The safety case for any nuclear installation has, necessarily, to consider the effects of system failure on overall plant risk, and thus any equipment failure induced by a date change (such as those at the millennium change or 29 February 2000 or 9 September 1999) can be expected to be bounded by existing fault sequences covering that equipment. Of particular note in this case, however, is the common cause failure aspect, with its potential to affect multiple systems simultaneously.
Currently, most protection systems in the UK do not employ computer systems (even Sizewell B, Britain’s most advanced nuclear station, has a non-computer-based, secondary protection system), and simple PLCs, which contain embedded chips, often do not use date or time in their logic. It can thus be expected that nuclear installations will shut down safely. Nonetheless, the Nuclear Installations Inspectorate (NII) believes that the nuclear industry should adopt a cautious stance, and carry out careful reviews.
This need for caution is further reinforced by the fact that even when shutdown there is the potential for challenges to safety to occur due to other computer-based systems experiencing common cause failures induced by the millennium end or any of the other problem date changes. Such simultaneous failures could place a burden on the installation’s staff. Information may need to be checked manually so as to avoid unsafe actions; and many computer-assisted operations may require to be performed manually with the heightened potential, due to the stressful situation, for human error to occur.

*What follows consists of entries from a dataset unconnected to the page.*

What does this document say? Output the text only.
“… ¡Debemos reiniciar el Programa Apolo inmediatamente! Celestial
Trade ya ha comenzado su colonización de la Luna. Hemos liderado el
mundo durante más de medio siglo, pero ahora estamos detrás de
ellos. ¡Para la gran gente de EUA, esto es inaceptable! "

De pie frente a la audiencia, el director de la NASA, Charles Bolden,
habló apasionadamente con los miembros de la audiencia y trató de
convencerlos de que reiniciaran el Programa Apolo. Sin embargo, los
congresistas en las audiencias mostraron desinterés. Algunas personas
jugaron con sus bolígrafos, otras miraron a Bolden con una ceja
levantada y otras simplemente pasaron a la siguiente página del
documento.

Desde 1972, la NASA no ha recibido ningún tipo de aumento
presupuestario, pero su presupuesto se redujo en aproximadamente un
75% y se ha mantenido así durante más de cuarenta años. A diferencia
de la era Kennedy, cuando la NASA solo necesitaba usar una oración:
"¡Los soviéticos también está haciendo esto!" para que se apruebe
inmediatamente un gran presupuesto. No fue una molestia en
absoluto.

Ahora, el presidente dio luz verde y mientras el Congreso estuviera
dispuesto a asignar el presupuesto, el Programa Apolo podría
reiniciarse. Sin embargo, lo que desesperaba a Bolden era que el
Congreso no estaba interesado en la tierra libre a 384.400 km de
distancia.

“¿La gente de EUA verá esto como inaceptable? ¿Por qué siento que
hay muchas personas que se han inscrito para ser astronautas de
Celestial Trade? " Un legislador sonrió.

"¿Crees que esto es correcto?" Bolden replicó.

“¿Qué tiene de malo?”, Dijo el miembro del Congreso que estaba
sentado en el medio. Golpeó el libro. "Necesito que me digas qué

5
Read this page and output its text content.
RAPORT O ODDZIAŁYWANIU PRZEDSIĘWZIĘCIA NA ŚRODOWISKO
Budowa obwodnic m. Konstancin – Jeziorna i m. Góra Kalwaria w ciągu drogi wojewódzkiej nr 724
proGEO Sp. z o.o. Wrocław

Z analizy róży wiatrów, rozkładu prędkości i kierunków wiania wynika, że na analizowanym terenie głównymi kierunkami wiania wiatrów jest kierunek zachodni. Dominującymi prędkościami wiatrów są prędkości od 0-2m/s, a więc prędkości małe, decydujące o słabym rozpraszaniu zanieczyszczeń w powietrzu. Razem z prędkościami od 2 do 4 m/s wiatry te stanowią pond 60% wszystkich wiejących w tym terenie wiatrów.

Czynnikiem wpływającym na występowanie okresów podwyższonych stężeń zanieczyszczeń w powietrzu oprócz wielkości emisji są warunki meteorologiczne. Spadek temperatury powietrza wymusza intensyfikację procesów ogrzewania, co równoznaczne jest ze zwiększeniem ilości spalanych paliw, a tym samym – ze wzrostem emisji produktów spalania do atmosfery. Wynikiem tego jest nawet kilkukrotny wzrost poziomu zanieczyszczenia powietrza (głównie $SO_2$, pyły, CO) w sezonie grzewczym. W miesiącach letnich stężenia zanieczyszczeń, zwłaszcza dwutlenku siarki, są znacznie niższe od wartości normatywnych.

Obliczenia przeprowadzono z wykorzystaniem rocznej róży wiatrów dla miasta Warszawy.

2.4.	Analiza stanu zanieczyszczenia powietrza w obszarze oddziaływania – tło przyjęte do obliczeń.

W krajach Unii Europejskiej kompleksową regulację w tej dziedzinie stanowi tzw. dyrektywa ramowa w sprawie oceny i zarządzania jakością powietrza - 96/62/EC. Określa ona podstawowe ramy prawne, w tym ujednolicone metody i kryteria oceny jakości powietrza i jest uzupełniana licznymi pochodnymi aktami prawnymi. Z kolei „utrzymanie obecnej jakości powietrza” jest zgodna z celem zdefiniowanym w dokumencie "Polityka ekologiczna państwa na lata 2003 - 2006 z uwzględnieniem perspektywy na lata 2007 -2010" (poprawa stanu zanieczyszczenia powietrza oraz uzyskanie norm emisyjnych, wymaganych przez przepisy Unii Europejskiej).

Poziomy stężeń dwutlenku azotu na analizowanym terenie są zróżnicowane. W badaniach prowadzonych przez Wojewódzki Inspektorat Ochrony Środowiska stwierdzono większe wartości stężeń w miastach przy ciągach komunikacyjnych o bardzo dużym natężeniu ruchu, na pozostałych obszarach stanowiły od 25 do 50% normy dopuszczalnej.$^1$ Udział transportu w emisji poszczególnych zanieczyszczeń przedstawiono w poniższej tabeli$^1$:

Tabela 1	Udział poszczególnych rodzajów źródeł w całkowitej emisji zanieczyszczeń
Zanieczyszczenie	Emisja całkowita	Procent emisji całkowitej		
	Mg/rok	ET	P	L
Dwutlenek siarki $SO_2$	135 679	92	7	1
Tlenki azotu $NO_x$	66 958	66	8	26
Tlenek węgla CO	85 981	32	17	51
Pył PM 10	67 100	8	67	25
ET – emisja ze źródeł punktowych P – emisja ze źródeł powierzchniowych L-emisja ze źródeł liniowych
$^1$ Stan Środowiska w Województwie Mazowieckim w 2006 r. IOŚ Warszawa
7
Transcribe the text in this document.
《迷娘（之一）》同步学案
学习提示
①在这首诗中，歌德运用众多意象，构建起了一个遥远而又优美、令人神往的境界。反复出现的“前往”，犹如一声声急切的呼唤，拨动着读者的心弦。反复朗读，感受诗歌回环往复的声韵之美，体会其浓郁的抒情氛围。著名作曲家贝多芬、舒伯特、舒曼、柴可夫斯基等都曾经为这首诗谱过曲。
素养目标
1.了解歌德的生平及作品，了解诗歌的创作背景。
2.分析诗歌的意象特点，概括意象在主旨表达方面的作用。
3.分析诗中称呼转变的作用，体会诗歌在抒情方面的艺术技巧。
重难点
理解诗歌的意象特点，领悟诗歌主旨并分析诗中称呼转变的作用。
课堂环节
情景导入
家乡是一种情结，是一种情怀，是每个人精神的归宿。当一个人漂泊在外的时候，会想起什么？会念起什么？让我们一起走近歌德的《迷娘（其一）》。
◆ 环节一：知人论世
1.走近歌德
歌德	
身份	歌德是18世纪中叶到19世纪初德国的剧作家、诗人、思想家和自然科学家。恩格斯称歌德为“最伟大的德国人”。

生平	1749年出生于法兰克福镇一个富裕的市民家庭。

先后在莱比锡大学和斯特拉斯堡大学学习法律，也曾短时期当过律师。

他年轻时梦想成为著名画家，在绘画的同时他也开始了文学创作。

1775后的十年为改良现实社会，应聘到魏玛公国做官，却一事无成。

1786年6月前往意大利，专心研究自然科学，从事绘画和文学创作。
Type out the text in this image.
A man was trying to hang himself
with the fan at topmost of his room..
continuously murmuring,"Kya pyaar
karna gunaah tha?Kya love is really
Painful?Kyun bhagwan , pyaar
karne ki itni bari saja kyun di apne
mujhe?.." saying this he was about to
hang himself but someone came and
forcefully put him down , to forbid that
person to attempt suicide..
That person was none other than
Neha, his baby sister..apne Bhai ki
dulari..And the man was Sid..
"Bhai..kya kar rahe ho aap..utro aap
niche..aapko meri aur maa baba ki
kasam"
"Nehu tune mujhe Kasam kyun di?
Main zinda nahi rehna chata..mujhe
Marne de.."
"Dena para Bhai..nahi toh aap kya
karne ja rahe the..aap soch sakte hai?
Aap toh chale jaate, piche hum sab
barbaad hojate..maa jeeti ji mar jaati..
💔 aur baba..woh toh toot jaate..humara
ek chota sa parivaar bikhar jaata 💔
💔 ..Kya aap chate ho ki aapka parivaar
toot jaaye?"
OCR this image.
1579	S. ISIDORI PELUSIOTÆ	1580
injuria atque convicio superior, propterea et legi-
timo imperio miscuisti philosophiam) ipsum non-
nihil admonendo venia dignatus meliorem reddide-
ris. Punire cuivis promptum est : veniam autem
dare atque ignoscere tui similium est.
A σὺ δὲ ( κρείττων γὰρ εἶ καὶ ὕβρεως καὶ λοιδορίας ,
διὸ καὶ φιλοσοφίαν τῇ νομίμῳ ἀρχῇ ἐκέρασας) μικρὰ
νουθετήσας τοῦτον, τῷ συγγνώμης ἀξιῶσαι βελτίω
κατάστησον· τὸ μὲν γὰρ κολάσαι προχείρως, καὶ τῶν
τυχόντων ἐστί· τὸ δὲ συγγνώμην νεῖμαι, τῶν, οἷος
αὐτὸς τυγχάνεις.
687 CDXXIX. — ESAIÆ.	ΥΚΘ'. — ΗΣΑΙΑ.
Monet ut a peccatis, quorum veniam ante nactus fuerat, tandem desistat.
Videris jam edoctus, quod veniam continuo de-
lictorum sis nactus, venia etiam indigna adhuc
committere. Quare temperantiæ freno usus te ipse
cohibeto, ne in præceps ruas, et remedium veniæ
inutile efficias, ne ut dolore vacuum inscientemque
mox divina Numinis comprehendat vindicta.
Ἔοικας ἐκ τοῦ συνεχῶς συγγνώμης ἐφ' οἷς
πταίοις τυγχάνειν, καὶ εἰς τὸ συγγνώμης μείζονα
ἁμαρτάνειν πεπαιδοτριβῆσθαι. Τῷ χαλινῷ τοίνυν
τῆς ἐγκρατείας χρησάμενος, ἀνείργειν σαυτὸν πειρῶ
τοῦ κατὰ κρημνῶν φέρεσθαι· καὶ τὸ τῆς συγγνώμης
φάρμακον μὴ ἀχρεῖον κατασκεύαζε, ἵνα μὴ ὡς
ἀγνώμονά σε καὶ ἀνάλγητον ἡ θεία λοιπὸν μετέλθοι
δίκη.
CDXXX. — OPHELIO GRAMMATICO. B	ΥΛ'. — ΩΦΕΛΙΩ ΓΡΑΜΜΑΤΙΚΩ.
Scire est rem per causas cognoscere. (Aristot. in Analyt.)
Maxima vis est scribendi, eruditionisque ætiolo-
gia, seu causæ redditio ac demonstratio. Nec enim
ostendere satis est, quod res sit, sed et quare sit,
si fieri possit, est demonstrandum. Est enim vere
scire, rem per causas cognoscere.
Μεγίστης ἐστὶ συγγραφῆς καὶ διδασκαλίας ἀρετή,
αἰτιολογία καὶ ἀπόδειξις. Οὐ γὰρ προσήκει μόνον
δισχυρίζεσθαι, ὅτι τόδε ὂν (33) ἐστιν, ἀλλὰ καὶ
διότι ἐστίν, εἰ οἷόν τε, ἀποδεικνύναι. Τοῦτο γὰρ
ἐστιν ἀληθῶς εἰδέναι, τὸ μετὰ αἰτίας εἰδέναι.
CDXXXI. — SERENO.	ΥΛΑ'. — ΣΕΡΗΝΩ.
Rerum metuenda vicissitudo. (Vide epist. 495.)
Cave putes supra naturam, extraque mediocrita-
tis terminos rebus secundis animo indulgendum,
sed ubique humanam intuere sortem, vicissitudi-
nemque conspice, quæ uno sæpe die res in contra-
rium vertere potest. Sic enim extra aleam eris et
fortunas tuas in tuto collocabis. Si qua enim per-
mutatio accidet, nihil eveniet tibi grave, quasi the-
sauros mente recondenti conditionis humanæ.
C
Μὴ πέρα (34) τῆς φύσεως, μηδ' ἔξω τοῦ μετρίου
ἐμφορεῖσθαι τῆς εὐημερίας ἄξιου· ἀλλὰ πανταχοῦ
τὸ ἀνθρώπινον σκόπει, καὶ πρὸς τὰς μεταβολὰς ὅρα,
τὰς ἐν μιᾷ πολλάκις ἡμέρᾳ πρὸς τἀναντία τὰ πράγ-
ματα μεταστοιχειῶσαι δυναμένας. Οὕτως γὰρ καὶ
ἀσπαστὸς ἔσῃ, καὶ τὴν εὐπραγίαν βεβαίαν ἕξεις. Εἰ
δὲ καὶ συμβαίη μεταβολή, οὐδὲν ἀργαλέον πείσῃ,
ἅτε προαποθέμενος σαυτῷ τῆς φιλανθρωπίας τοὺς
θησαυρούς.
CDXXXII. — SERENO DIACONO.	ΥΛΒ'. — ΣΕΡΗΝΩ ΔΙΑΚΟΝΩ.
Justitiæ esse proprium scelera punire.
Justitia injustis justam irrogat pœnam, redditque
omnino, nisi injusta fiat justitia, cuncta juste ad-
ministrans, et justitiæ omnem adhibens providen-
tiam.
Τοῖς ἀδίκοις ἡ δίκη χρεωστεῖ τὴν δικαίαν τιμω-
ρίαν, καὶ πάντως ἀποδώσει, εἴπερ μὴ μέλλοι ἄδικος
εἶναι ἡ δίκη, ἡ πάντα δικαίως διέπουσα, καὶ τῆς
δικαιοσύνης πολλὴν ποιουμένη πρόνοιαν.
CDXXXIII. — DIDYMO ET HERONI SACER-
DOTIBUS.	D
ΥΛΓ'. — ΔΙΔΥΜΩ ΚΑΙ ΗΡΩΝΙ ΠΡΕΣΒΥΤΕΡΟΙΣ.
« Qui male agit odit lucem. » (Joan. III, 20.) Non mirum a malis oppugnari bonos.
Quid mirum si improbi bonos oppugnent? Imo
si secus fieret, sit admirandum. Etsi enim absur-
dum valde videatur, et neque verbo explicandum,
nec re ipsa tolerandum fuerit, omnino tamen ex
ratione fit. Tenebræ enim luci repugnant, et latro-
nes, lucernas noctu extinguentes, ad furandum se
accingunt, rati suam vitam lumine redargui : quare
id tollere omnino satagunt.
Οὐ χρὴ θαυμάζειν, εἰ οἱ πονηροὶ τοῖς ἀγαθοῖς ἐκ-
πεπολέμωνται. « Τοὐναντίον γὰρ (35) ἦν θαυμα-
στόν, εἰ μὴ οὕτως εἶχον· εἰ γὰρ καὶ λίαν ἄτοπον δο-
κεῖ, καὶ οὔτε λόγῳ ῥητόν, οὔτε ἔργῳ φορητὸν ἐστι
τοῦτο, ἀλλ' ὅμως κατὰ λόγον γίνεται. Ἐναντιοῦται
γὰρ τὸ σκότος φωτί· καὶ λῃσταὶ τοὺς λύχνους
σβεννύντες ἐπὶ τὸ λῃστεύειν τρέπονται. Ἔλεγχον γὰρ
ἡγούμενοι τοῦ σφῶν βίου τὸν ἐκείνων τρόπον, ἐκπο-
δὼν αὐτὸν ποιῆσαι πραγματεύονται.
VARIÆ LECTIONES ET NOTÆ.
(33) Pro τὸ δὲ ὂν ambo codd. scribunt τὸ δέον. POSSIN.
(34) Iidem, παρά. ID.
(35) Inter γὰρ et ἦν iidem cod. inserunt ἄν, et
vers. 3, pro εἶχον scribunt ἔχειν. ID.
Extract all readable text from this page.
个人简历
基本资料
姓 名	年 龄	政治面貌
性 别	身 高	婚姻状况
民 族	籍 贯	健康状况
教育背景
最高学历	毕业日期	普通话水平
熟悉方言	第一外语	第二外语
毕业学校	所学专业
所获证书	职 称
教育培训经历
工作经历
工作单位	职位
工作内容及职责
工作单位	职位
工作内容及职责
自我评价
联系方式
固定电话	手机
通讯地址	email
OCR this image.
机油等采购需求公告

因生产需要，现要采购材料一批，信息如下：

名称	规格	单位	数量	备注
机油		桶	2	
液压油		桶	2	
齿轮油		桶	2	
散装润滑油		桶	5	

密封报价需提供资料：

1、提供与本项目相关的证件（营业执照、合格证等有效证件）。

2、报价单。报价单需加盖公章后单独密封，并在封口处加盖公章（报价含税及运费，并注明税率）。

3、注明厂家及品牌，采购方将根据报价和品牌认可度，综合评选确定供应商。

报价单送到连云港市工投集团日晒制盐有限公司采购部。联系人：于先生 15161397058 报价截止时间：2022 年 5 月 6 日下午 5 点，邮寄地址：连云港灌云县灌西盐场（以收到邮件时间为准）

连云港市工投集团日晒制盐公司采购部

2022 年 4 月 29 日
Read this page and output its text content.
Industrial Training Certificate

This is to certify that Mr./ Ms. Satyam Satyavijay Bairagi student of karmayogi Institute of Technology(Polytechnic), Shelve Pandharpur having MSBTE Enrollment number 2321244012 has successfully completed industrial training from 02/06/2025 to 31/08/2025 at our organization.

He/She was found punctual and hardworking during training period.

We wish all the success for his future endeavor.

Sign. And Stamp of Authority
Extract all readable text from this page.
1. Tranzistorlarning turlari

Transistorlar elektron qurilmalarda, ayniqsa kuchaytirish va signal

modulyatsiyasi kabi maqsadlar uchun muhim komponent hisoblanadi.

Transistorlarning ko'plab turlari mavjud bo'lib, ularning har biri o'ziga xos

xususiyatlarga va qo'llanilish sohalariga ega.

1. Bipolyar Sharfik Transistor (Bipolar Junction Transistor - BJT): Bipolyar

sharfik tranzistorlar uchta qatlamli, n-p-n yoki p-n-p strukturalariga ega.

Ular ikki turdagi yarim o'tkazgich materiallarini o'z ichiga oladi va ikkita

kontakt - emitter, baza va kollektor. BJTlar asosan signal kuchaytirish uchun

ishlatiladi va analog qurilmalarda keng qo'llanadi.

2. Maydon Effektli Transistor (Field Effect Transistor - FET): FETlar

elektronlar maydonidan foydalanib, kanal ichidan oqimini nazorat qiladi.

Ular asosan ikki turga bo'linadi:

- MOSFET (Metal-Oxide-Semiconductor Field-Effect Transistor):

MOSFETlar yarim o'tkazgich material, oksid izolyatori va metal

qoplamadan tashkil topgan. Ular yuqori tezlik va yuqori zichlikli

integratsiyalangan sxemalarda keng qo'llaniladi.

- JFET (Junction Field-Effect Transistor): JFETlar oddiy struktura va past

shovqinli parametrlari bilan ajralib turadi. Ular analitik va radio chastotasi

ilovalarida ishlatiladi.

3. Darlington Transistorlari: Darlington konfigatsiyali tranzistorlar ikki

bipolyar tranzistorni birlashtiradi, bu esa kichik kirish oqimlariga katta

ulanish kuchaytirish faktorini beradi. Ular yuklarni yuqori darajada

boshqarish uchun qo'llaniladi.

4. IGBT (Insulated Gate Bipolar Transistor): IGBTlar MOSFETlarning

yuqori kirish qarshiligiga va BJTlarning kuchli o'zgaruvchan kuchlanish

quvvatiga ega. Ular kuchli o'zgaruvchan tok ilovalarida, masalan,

The Inspectorate has ensured that all licensees are aware of the matter, and is now ensuring that each has an adequate strategy and action plan in place (recognising the immutability of the dates) to deal with the safety issues. The licensees need to identify all safety-critical systems on their sites which contain software (including those employing embedded software), plus any off-site systems which may have safety implications. This list of systems will need to be prioritised, based on safety significance and required plant outages (since their testing must be done under safe conditions), and then reviewed for potential, date-related problems. Any date-related failure modes must next be established through inspection and test.* Clearly at this stage plant safety must be paramount which means that these activities must be covered by appropriate safety submissions or risk assessments. Once determined, any problem-systems need to either be modified, replaced or safe ‘work-around’ strategies devised, and re-tested. Consideration will, also, be given to emergency arrangements. In particular, the equipment involved in handling an emergency will need to be checked and contingency plans laid.
Despite having taken all the above precautions, licensees should consider the need for special, additional, contingency arrangements to be in place at the key times. These may include, for example: enhanced staffing over the critical dates associated with the millennium change; avoiding, where possible, all invasive plant operations (eg on-line refuelling) at these times; and the securing of any safety-related external supplies and items.
The Inspectorate will be monitoring the implementation of the licensees’ action plans; reviewing any safety submissions arising from the investigations and subsequent modifications; and ensuring that the arrangements each licensee has in place at the key times are adequate.
Finally, the NII itself will have assured the adequacy of its own systems and arrangements for the millennium change and the other key dates.